Four newly-qualified senior reporters are celebrating after winning awards for exceptional performance in the July National Qualification in Journalism (NQJ).
Imogen Blake of the Ham & High received the Ted Bottomley Award – sponsored by Midland News Association – for her media law and practice exam.
The examiners said: “This was a joy of a script. Imogen used bullet points to answer the questions, which were well written and easy for the examiner to mark. There were no weak parts to her answers, which showed not only good knowledge of the law and ethics but also how they related to the scenarios and practical ways of dealing with the problems thrown up.
“Her first answer was just one mark short of the maximum available and the other two both scored highly. Congratulations.”
Imogen, who completed her Diploma in Journalism while working as a trainee, said: “I was ecstatic to pass my seniors – I quite literally jumped for joy in the newsroom! I was even more delighted when I found out I had won an award for my media law paper. I never expected it. I’d like to thank all my wonderful colleagues for their support throughout my preparation for the exams.”
Rob Lowson, senior reporter at the Telegraph & Argus, won the Society of Editors’ Award, for his news interview. He completed his Diploma in Journalism at News Associates in Manchester, where he was also one of the recipients of the inaugural NFL UK sports journalism awards.
The examiners said: “Rob produced a very good story. His introduction captured the drama straight away and he followed with a readable chronology of the events. His story flowed very well and he continued the drama without using too many adjectives. The copy was backed up with some key quotes which enhanced the story. Well done.”
Rob said: “Working on a news patch as busy as Bradford, I have been lucky enough to tackle a vast array of different stories, and I have the opportunity to speak to a diverse range of people on a daily basis. This has really helped me to hone and adapt my interview technique.
“I would like to thank the Society of Editors for the award, which I am thrilled about receiving. It is testimony to the hard work I put in prior to the exams, and the support I received from my colleagues at the Telegraph & Argus.”
Joanna Morris of the The Northern Echo won the Newsquest Award for her logbook.

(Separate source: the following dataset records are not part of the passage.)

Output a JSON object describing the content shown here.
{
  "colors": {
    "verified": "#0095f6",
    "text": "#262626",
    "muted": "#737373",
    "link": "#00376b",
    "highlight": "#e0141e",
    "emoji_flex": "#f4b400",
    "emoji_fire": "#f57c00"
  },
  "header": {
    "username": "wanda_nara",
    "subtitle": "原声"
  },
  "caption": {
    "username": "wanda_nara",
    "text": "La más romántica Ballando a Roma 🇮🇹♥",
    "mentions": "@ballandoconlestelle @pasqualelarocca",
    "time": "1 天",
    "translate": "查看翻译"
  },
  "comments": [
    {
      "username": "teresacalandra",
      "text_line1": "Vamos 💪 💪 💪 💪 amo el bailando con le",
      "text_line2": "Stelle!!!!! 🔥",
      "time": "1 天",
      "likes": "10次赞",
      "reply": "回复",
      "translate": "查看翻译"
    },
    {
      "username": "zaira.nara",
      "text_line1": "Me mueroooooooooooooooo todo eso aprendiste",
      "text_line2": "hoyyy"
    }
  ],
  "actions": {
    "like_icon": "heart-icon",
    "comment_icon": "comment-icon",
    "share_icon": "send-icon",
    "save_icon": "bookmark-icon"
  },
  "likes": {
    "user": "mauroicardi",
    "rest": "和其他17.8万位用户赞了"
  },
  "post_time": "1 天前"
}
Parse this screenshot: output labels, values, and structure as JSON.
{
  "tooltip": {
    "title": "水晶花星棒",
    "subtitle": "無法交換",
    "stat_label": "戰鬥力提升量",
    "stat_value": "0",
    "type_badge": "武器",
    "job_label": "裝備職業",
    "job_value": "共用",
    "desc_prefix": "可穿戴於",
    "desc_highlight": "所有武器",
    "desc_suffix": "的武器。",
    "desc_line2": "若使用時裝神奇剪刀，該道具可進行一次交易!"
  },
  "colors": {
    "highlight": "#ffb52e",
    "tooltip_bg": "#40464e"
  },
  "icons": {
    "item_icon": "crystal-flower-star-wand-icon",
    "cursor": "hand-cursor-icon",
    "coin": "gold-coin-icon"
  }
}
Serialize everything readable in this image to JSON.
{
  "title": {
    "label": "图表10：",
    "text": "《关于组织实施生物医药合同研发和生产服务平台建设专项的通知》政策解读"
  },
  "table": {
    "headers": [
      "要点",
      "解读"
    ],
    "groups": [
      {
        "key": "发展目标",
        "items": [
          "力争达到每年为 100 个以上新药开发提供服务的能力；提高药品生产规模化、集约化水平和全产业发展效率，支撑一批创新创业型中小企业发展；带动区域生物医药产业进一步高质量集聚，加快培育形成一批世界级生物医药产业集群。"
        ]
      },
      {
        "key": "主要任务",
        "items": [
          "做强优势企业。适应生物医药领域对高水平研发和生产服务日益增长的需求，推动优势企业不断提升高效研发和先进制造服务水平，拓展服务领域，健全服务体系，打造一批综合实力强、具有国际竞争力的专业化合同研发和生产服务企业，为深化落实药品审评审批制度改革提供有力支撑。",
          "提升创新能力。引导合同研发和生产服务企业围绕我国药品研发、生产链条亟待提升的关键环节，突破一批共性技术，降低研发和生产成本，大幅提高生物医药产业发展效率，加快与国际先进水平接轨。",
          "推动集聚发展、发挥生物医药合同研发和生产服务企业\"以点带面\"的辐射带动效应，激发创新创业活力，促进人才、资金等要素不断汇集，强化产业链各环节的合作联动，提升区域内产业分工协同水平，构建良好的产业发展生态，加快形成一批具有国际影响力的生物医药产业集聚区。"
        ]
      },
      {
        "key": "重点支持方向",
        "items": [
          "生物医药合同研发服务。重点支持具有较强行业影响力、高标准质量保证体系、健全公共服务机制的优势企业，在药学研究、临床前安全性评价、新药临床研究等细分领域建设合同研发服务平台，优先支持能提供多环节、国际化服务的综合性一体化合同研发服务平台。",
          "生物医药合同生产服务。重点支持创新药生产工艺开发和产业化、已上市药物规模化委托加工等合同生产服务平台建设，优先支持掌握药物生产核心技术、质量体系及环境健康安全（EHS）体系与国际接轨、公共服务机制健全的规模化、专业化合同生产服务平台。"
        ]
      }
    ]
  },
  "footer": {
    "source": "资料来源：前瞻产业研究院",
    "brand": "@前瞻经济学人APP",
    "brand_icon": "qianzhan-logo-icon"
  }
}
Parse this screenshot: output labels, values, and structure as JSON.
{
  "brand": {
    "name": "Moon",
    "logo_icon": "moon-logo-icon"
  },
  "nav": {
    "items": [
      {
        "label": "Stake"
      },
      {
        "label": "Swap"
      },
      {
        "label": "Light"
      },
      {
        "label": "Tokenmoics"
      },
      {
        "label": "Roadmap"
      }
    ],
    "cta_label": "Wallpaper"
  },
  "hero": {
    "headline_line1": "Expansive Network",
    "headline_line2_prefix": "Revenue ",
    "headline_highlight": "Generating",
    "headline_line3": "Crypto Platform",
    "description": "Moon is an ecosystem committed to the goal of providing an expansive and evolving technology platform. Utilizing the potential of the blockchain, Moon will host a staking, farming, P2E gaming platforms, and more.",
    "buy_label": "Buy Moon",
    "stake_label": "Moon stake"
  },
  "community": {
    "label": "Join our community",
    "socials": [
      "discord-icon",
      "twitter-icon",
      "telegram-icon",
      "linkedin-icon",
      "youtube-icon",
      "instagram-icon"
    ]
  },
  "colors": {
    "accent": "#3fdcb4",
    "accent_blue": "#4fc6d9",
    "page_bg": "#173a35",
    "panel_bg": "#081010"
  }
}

She was commended by the examiners, who said: “This was an excellent logbook and one which was memorable for some quite engrossing reporting. A number of key tasks attracted maximum marks including human interest, family events and inquiries/tribunals and it is not hard to see why they were rewarded so richly.
“Along with some very strong stories, this logbook also features some excellent writing, none more so than the recollection of a traumatic personal experience recalled some years later. Joanna is a worthy winner of the award.”

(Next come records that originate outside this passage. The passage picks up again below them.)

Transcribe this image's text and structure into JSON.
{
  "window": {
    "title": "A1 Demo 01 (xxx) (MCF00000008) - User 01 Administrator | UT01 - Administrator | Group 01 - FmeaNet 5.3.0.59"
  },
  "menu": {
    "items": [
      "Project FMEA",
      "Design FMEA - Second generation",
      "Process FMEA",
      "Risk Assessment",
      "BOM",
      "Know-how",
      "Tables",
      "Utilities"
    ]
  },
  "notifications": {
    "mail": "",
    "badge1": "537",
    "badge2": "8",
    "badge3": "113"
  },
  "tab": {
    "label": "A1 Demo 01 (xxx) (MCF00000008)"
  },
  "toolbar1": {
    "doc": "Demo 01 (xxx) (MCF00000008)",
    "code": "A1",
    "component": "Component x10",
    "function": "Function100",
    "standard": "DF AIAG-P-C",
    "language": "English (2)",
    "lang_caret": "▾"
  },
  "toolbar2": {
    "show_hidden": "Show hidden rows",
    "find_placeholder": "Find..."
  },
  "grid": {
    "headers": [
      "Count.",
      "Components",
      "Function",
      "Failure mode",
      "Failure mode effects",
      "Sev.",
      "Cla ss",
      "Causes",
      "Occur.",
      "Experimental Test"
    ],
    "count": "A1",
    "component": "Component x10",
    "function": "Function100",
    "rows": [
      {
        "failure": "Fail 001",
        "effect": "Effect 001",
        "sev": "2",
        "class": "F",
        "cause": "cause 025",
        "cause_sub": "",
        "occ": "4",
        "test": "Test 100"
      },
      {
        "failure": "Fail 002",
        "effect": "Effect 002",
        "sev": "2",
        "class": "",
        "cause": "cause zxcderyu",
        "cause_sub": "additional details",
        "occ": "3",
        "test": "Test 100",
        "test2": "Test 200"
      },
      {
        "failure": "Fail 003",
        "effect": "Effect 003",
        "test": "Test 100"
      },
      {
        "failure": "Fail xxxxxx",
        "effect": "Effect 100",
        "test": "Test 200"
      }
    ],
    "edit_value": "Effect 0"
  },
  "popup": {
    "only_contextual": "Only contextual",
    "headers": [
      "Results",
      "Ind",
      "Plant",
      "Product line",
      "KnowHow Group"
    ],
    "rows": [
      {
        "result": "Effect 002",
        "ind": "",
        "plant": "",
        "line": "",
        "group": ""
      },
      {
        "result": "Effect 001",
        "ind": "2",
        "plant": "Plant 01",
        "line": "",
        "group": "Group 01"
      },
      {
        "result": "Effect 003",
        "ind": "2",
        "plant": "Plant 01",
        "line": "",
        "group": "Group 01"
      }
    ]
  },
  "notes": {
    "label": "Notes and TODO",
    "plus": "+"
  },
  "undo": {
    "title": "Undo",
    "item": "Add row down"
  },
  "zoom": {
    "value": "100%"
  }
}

Joanna, who studied the Diploma in Journalism at Darlington College and was a trainee winner in the 2013 NCTJ Awards for Excellence, said: “I’m so pleased to have been given the opportunities that led to me receiving this accolade. My time as a trainee working for The Northern Echo has been invaluable and I’ve loved the experience so far. Getting the chance to hear people’s stories, to meet weird and wonderful characters and to get an insight into the communities we serve has been a privilege. It has proved to me beyond doubt that there is still a place for traditional, ethical journalism amidst the changes and challenges of the digital age.”
Finally, Sarah Robinson, who now works at the Weston, Worle & Somerset Mercury and completed her Diploma in Journalism at News Associates in London, won the Esso Award for her performance in the news report.

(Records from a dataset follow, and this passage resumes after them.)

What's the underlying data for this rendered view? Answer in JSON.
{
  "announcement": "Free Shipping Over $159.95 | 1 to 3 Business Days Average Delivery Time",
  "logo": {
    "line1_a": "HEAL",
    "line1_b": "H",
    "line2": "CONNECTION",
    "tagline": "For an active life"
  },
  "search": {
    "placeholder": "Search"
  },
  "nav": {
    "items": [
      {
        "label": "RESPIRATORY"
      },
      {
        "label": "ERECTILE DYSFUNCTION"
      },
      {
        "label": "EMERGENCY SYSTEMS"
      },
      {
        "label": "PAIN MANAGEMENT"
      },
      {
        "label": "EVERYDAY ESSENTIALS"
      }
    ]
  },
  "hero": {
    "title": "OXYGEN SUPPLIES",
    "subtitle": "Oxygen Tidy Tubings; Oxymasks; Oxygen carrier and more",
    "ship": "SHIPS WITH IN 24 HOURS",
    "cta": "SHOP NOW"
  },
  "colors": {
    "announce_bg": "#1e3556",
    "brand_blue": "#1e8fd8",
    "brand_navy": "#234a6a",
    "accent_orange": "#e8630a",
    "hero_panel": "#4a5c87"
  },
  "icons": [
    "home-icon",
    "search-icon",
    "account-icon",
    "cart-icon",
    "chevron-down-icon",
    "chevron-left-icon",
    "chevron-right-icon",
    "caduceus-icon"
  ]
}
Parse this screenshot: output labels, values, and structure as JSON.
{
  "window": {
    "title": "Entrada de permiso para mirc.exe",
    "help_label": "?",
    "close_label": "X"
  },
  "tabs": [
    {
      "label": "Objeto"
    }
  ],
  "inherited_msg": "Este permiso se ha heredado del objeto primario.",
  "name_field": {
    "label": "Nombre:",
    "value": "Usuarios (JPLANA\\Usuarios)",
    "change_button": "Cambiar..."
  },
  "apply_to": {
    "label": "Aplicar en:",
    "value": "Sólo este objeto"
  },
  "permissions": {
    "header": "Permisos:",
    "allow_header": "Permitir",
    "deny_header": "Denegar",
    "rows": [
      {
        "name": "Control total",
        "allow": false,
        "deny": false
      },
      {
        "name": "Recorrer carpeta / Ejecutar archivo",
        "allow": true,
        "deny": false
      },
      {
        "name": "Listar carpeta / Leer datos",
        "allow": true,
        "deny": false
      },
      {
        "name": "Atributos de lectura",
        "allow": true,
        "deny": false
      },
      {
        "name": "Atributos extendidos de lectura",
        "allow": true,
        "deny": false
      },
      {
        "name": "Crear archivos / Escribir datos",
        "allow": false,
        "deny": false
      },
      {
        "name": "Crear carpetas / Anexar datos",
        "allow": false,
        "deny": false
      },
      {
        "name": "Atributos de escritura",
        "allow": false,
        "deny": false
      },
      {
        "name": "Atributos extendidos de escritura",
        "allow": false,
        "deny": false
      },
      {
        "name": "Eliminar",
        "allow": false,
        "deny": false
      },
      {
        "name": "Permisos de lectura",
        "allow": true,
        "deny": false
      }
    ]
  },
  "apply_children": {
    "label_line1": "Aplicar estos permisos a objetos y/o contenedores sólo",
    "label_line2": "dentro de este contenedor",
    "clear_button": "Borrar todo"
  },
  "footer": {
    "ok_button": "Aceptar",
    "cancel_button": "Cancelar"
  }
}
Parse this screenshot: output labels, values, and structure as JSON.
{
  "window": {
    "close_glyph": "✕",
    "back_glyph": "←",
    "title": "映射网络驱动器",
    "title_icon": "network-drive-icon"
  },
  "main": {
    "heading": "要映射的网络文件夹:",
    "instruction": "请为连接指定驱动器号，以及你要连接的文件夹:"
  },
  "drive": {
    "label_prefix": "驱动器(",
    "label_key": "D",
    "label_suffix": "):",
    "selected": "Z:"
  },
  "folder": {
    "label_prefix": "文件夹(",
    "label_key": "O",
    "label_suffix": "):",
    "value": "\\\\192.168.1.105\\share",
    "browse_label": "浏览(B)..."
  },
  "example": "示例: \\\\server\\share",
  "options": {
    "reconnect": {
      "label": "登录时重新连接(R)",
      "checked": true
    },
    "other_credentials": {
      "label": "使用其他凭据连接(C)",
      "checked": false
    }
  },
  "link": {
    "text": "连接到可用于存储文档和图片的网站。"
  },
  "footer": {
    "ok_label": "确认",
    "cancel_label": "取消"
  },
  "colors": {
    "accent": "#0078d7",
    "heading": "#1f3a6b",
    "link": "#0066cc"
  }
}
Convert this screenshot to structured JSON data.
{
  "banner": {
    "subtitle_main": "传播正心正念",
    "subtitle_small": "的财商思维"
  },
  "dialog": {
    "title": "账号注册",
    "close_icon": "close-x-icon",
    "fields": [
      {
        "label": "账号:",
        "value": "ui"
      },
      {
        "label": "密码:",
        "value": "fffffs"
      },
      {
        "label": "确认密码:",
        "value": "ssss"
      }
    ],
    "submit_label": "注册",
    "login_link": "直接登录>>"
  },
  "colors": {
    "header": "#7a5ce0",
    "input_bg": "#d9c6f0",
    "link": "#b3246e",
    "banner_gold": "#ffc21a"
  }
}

The examiners said: “Sarah managed to keep a complicated story simple and produced an easy-to-read story containing all the relevant facts, interspersed with accurate quotes. Part B was tackled in a thorough way with excellent ideas provided for developing the story. A deserving winner of this award.”
Sarah said: “I’m really pleased to have passed all my exams. Getting the highest mark in the news reporting exam was a total surprise, and an added bonus.”
All award winners receive a cheque for £250 and a certificate of achievement.